Let $P$ be a prime ideal of a ring $R$. Let $M$ and $N$ be $R$-modules, and let $f:M \rightarrow N$ be a module homomorphism. Let $f_P: M_P \rightarrow N_P$ be defined by $f_P \left(\frac{m}{s} \right) = \frac{f(m)}{s}$. I want to show that $f$ is an isomorphism if and only if $f_P$ is an isomorphism, for all $P$. I proved the forward direction, but am stuck going the other way. When I try setting $f(m) = 0$, I end up with $\frac{0}{1} = \frac{f(m)}{1}$ and $sm = 0$ for some $s \in R \setminus P$, but since I'm not assuming $M$ is torsion free, this doesn't give me injectivity. My other idea was to set up the diagram
$\require{AMScd}$ \begin{CD} 0 @>>> M @>>> M_P @>>> M_P / M @>>> 0 \\ @VVV & @VfVV @Vf_PVV & @VVV & @VVV\\ 0 @>>> N @>>> N_P @>>> N_P / N @>>> 0 \end{CD}
and appeal to the five lemma, but I'm not convinced the obvious maps in the rows are exact; requiring the natural isomorphisms $M \rightarrow M_P$ and $N \rightarrow N_P$ to be injective seems equivalent to requiring $M$ to be torsion free.

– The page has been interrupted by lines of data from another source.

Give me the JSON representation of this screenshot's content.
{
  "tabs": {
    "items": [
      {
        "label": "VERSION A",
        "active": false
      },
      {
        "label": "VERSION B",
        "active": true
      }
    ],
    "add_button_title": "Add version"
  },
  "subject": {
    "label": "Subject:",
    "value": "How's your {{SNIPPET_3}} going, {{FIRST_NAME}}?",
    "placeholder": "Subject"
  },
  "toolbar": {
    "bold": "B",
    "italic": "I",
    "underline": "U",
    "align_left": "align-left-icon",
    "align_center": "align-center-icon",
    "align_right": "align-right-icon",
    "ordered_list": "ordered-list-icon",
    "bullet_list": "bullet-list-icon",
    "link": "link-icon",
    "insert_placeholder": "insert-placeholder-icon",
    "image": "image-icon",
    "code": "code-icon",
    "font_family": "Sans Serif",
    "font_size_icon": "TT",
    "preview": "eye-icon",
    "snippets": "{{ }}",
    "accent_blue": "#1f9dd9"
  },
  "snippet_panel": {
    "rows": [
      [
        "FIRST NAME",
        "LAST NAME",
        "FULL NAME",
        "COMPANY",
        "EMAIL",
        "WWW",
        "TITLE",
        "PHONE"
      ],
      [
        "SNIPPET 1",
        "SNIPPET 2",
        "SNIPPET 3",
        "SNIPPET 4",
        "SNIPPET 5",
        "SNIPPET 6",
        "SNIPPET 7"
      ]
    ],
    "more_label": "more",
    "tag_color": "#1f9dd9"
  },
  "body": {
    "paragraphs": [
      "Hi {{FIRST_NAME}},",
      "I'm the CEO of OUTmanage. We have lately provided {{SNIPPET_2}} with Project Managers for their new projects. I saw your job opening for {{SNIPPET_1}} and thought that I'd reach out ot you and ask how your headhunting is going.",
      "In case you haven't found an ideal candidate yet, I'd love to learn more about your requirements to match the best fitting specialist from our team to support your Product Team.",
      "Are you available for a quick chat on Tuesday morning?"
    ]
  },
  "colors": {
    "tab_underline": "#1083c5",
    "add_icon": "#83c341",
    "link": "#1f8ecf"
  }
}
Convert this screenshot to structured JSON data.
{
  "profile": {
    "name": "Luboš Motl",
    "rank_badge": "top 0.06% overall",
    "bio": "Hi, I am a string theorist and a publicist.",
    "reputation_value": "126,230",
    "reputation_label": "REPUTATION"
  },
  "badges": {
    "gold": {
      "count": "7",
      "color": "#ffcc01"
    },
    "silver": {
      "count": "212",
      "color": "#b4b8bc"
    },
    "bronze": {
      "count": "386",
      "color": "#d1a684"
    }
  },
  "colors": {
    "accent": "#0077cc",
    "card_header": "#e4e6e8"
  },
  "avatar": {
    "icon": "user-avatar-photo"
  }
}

The proposition as you stated is false. When discussing local properties, you always need all prime ideals. Assuming that is what you meant, let's see how we can deduce this then.
The result is an easy consequence that localization is an exact functor. Let $f: A \to B$, $g: B \to C$ such that there is an exact sequence
$$A \to B \to C$$
Claim that $S^{-1} A \to S^{-1} B \to S^{-1} C$ is exact. It's clear that $\text{im } S^{-1} f \subseteq \ker S^{-1} g$. So now start with $b/s$ in the kernel. Then $g(b)/s = 0$ so there is a an $s \in S$ such that $sg(b) =g(sb) = 0$ in $C$, i.e. $sb \in \ker g$ which is the image of $f$.

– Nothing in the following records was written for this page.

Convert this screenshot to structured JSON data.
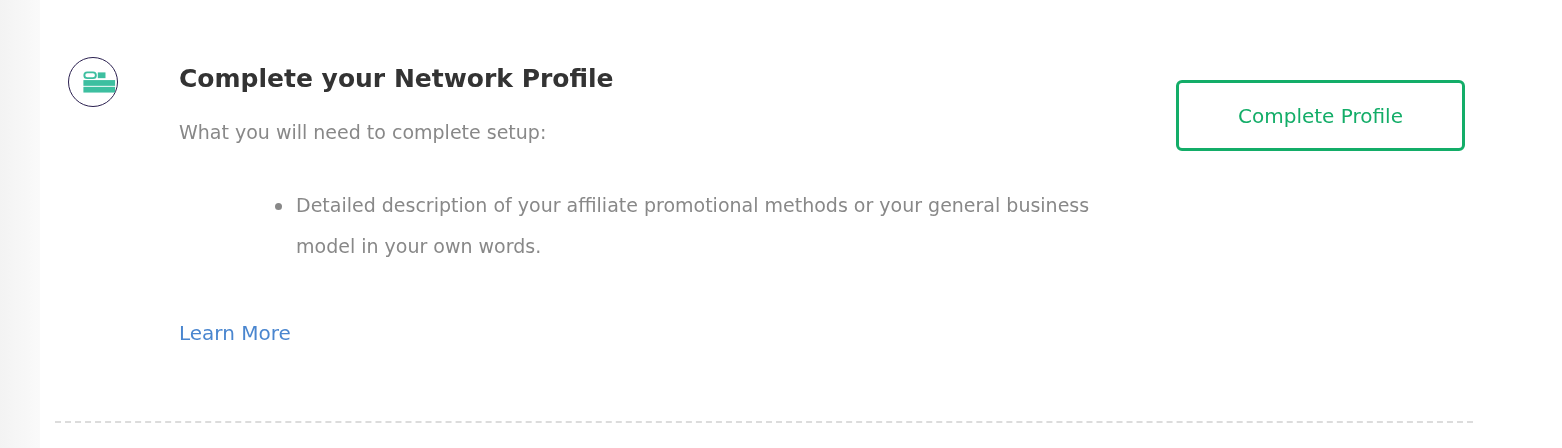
{
  "task": {
    "title": "Complete your Network Profile",
    "subtitle": "What you will need to complete setup:",
    "requirements": [
      "Detailed description of your affiliate promotional methods or your general business model in your own words."
    ],
    "link": "Learn More",
    "button": "Complete Profile"
  }
}
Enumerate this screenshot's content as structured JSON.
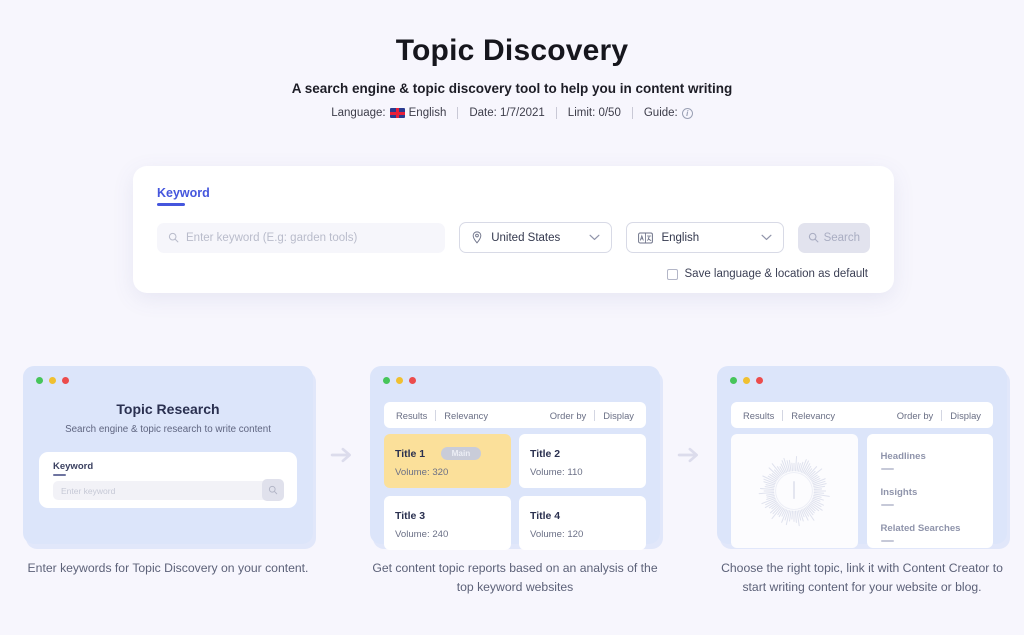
{
  "header": {
    "title": "Topic Discovery",
    "subtitle": "A search engine & topic discovery tool to help you in content writing",
    "meta": {
      "language_label": "Language:",
      "language_value": "English",
      "date": "Date: 1/7/2021",
      "limit": "Limit: 0/50",
      "guide_label": "Guide:",
      "guide_icon": "info-circle-icon"
    }
  },
  "search_panel": {
    "tab_label": "Keyword",
    "keyword_placeholder": "Enter keyword (E.g: garden tools)",
    "keyword_value": "",
    "country_value": "United States",
    "country_icon": "location-pin-icon",
    "language_value": "English",
    "language_icon": "translate-icon",
    "search_button": "Search",
    "search_icon": "search-icon",
    "chevron_icon": "chevron-down-icon",
    "save_default_label": "Save language & location as default",
    "save_default_checked": false
  },
  "steps": [
    {
      "caption": "Enter keywords for Topic Discovery on your content.",
      "mock": {
        "title": "Topic Research",
        "subtitle": "Search engine & topic research to write content",
        "keyword_label": "Keyword",
        "keyword_placeholder": "Enter keyword",
        "go_icon": "search-icon"
      }
    },
    {
      "caption": "Get content topic reports based on an analysis of the top keyword websites",
      "mock": {
        "toolbar": {
          "results": "Results",
          "relevancy": "Relevancy",
          "order_by": "Order by",
          "display": "Display"
        },
        "tiles": [
          {
            "title": "Title 1",
            "volume": "Volume: 320",
            "badge": "Main",
            "highlight": true
          },
          {
            "title": "Title 2",
            "volume": "Volume: 110",
            "badge": "",
            "highlight": false
          },
          {
            "title": "Title 3",
            "volume": "Volume: 240",
            "badge": "",
            "highlight": false
          },
          {
            "title": "Title 4",
            "volume": "Volume: 120",
            "badge": "",
            "highlight": false
          }
        ]
      }
    },
    {
      "caption": "Choose the right topic, link it with Content Creator to start writing content for your website or blog.",
      "mock": {
        "toolbar": {
          "results": "Results",
          "relevancy": "Relevancy",
          "order_by": "Order by",
          "display": "Display"
        },
        "chart_icon": "radial-sunburst-chart",
        "items": [
          "Headlines",
          "Insights",
          "Related Searches"
        ]
      }
    }
  ],
  "arrows": {
    "icon": "arrow-right-icon"
  },
  "colors": {
    "page_background": "#f7f6fd",
    "accent": "#4556dd",
    "mock_card": "#dce5fa",
    "highlight_tile": "#fbe09a",
    "muted_text": "#5c6178"
  }
}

Now an isomorphism fits into an exact sequence by saying $M \cong N$ if and only if $0 \to M \to N \to 0$ is exact. Thus if $M \cong N$ then apply the functor $S^{-1}$, where $S = R - p$.
Conversely, suppose $M_p \cong N_p$. Show that $M \to N$ is both injective and surjective separately. You can do this by considering the exact sequences
$$0 \to K \to M \to N$$ and $$M \to N \to C \to 0$$
where $K$ and $C$ are the kernel and cokernel respectively.
Apply the localization functor and use the fact that for an $R$-module $T$, $T = 0 \Leftrightarrow T_p = 0$ for all prime ideals $p$.